If I substituted "sexually assaulted" and put in a gentle reminder that not all sex is penis-in-vagina, would that flow better? I suppose I use rape as an inaccurate metonymy for sexual assault, not remembering that definitions vary widely. And, uh, totally forgetting about the plumbing issue in my assumption that rape of males will be perpetrated by another male and therefore penetrative, an assumption I'm chucking in my more-perfect world. Thanks for bringing that up. - nietzscheansmut
2007-04-25 12:29 pm
I still think it would be uneven in a perfect world by those standards, but it would be a lot less uneven than it is in the current world.

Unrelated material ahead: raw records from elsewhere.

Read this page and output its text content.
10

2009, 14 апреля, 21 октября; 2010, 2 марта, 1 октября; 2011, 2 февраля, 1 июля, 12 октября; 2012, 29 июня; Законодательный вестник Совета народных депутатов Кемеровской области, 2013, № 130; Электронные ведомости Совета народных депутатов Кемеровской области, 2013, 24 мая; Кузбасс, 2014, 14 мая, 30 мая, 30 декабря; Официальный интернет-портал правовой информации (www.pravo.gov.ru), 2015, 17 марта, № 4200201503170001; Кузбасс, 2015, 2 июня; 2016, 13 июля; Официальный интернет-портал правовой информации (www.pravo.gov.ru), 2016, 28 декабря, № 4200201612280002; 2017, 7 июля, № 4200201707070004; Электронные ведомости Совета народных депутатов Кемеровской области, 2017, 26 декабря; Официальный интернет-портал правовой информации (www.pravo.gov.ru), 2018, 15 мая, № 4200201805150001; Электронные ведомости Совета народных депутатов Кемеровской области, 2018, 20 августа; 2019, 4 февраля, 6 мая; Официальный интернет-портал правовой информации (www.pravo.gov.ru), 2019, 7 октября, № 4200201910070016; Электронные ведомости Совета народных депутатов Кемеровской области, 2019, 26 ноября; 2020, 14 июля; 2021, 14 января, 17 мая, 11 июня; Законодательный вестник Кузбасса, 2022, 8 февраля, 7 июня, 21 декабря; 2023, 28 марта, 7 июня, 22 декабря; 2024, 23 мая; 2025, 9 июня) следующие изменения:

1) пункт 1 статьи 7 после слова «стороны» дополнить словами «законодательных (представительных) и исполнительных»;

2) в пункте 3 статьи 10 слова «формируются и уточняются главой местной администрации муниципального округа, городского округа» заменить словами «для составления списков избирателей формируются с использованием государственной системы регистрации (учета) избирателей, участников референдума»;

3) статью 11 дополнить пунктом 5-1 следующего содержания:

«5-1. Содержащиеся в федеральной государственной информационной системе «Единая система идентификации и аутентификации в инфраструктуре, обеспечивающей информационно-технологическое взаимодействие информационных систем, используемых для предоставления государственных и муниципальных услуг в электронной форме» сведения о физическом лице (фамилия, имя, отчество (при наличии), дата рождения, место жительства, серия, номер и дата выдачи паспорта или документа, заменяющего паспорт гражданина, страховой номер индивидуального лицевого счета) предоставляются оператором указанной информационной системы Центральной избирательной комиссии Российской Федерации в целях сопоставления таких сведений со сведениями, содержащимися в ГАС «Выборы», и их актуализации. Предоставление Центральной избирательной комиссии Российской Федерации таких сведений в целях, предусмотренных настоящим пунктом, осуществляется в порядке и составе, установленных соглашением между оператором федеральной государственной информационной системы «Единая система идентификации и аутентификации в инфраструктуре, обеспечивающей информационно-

I mean, it seems to me we can break sexual assault/harassment down into four basic categories: 1. Verbal harassment (hoots, whistles, and objectifying comments), 2. Unwanted touching (pretty self-explanatory), 3. Uncoerced nonconsensual sex (getting someone into a state in which they wouldn't object to having sex with you whereas they normally would, e.g. very drunk), and 4. Coerced nonconsensual sex (the classic "fuck me or I kill you" rape scenario). The first three would presumably be fairly equal in a world where the genders were equal. The fourth, which is mostly a matter of biological equipment, would still mostly be a crime committed by men.
eavanmoore
2007-04-25 09:11 am
Advertisements would be equally as likely to use a man as a woman in an attempt to use sex to sell the product, and they'd be dressed equally skimpily. We're not there yet, obvs, but we're on our way, and it really bothers me. If naked-woman advertising is a failure to see women as people instead of bodies, then naked-man advertising is no better.
It would be equally normal for a man as a woman to be the stay-at-home parent. Women would not be discriminated against in hiring because it was assumed that they would take time off or leave to have children. And there would be no financial penalty for taking time off!

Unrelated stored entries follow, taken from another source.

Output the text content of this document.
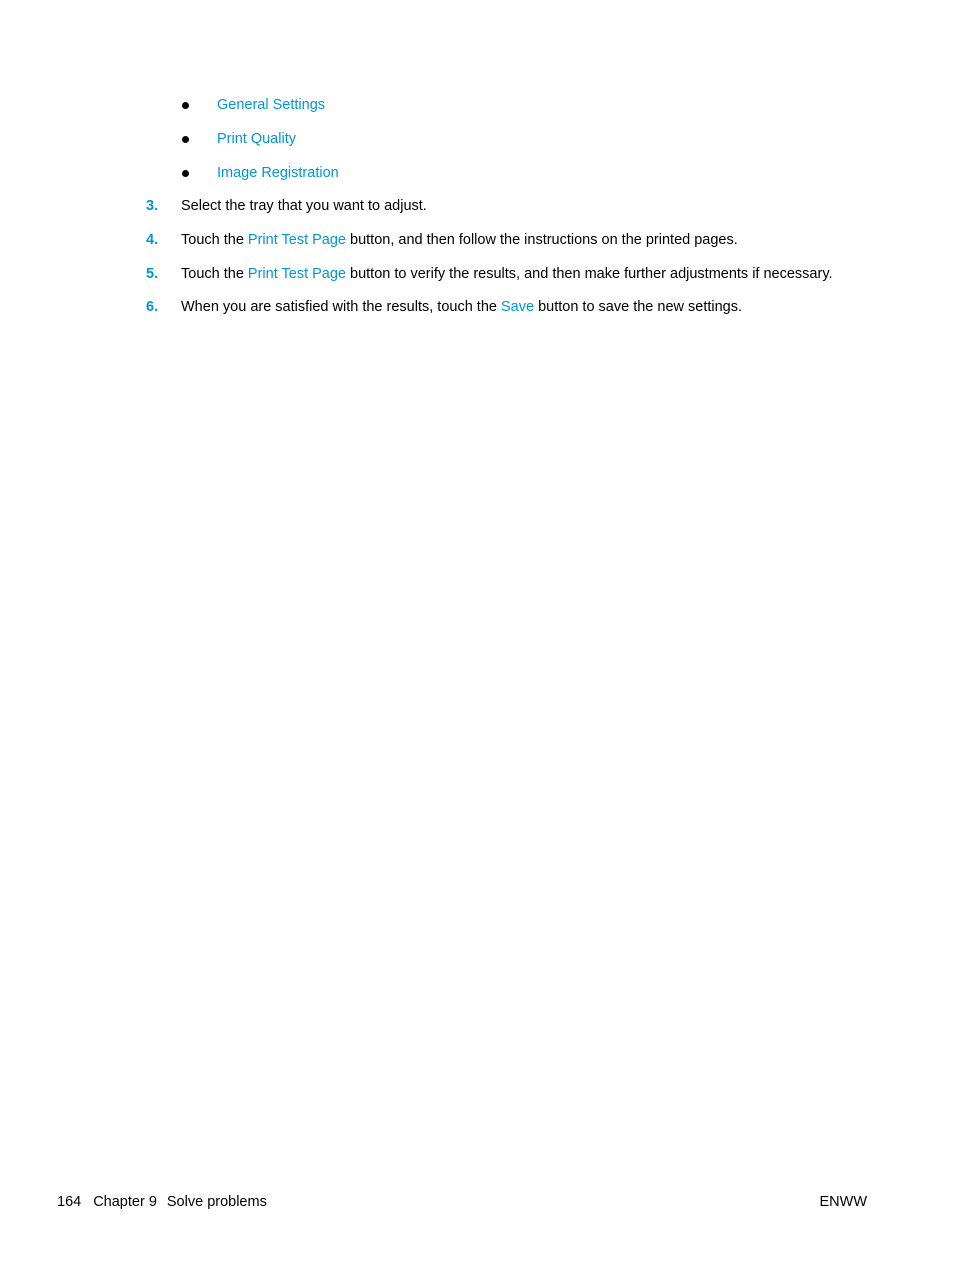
General Settings
Print Quality
Image Registration
3.	Select the tray that you want to adjust.
4.	Touch the Print Test Page button, and then follow the instructions on the printed pages.
5.	Touch the Print Test Page button to verify the results, and then make further adjustments if necessary.
6.	When you are satisfied with the results, touch the Save button to save the new settings.
164 Chapter 9 Solve problems	ENWW
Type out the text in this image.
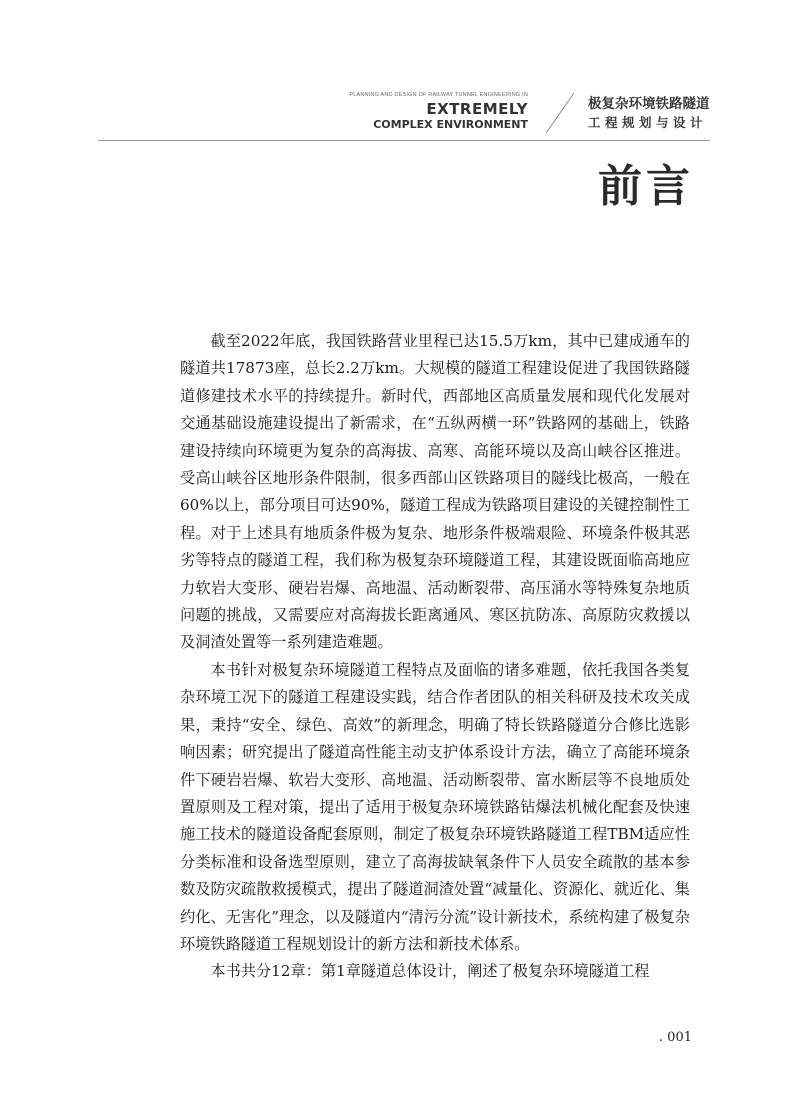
PLANNING AND DESIGN OF RAILWAY TUNNEL ENGINEERING IN
EXTREMELY
COMPLEX ENVIRONMENT
极复杂环境铁路隧道
工程规划与设计
前言

截至2022年底，我国铁路营业里程已达15.5万km，其中已建成通车的隧道共17873座，总长2.2万km。大规模的隧道工程建设促进了我国铁路隧道修建技术水平的持续提升。新时代，西部地区高质量发展和现代化发展对交通基础设施建设提出了新需求，在“五纵两横一环”铁路网的基础上，铁路建设持续向环境更为复杂的高海拔、高寒、高能环境以及高山峡谷区推进。受高山峡谷区地形条件限制，很多西部山区铁路项目的隧线比极高，一般在60%以上，部分项目可达90%，隧道工程成为铁路项目建设的关键控制性工程。对于上述具有地质条件极为复杂、地形条件极端艰险、环境条件极其恶劣等特点的隧道工程，我们称为极复杂环境隧道工程，其建设既面临高地应力软岩大变形、硬岩岩爆、高地温、活动断裂带、高压涌水等特殊复杂地质问题的挑战，又需要应对高海拔长距离通风、寒区抗防冻、高原防灾救援以及洞渣处置等一系列建造难题。

本书针对极复杂环境隧道工程特点及面临的诸多难题，依托我国各类复杂环境工况下的隧道工程建设实践，结合作者团队的相关科研及技术攻关成果，秉持“安全、绿色、高效”的新理念，明确了特长铁路隧道分合修比选影响因素；研究提出了隧道高性能主动支护体系设计方法，确立了高能环境条件下硬岩岩爆、软岩大变形、高地温、活动断裂带、富水断层等不良地质处置原则及工程对策，提出了适用于极复杂环境铁路钻爆法机械化配套及快速施工技术的隧道设备配套原则，制定了极复杂环境铁路隧道工程TBM适应性分类标准和设备选型原则，建立了高海拔缺氧条件下人员安全疏散的基本参数及防灾疏散救援模式，提出了隧道洞渣处置“减量化、资源化、就近化、集约化、无害化”理念，以及隧道内“清污分流”设计新技术，系统构建了极复杂环境铁路隧道工程规划设计的新方法和新技术体系。

本书共分12章：第1章隧道总体设计，阐述了极复杂环境隧道工程

. 001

No one would attribute a woman's behavior to her "nurturing" or "emotional" character and oppose to it a man's more "rational" and "aggressive" behavior.
- kestrelct
2007-04-25 09:59 am
Objectifying people as sexual objects is lame. Objectifying only women as sexual objects is lame and scary. *shrugs* It seems weird that I'm more comfortable with more people being objectified. Huh. - kestrelct
- eavanmoore
2007-04-25 10:04 am
Yes, people do that shit. At this moment I'm thinking specifically of an online discussion about female bosses. Someone actually said that a female boss had a more "nurturing" approach, I shit you not.
2007-04-25 10:01 am
No one would attribute a woman's behavior to her "nurturing" or "emotional" character and oppose to it a man's more "rational" and "aggressive" behavior.
People *do* that shit? I sometimes feel a little out-of-touch, being a rich white person from a privileged background. I've only rarely experienced things that I know, intellectually, are common-place for people in other situations, and it throws my intuitions all off.
azurelunatic
2007-04-25 09:18 am
And if two people are in an office with a big shiny desk, the default guess as to "whose office is this" would probably be "um... what does the name plate on the desk say?" rather than "it's his office".
- kestrelct
2007-04-25 10:03 am
And women in tech jobs would never hear "Can I talk to someone who knows what they're doing? Like, a *man*?", or having it assumed that they're a receptionist. - eavanmoore
2007-04-25 10:06 am
Mom told me about an older woman who was more comfortable with a male gynecologist. Of all people.
I keep coming up with more. This could be a whole website, here -- "In a Perfect World..."
beckyzoole
2007-04-25 10:54 am
In a world like that, we wouldn't need to call equality between the genders "feminism".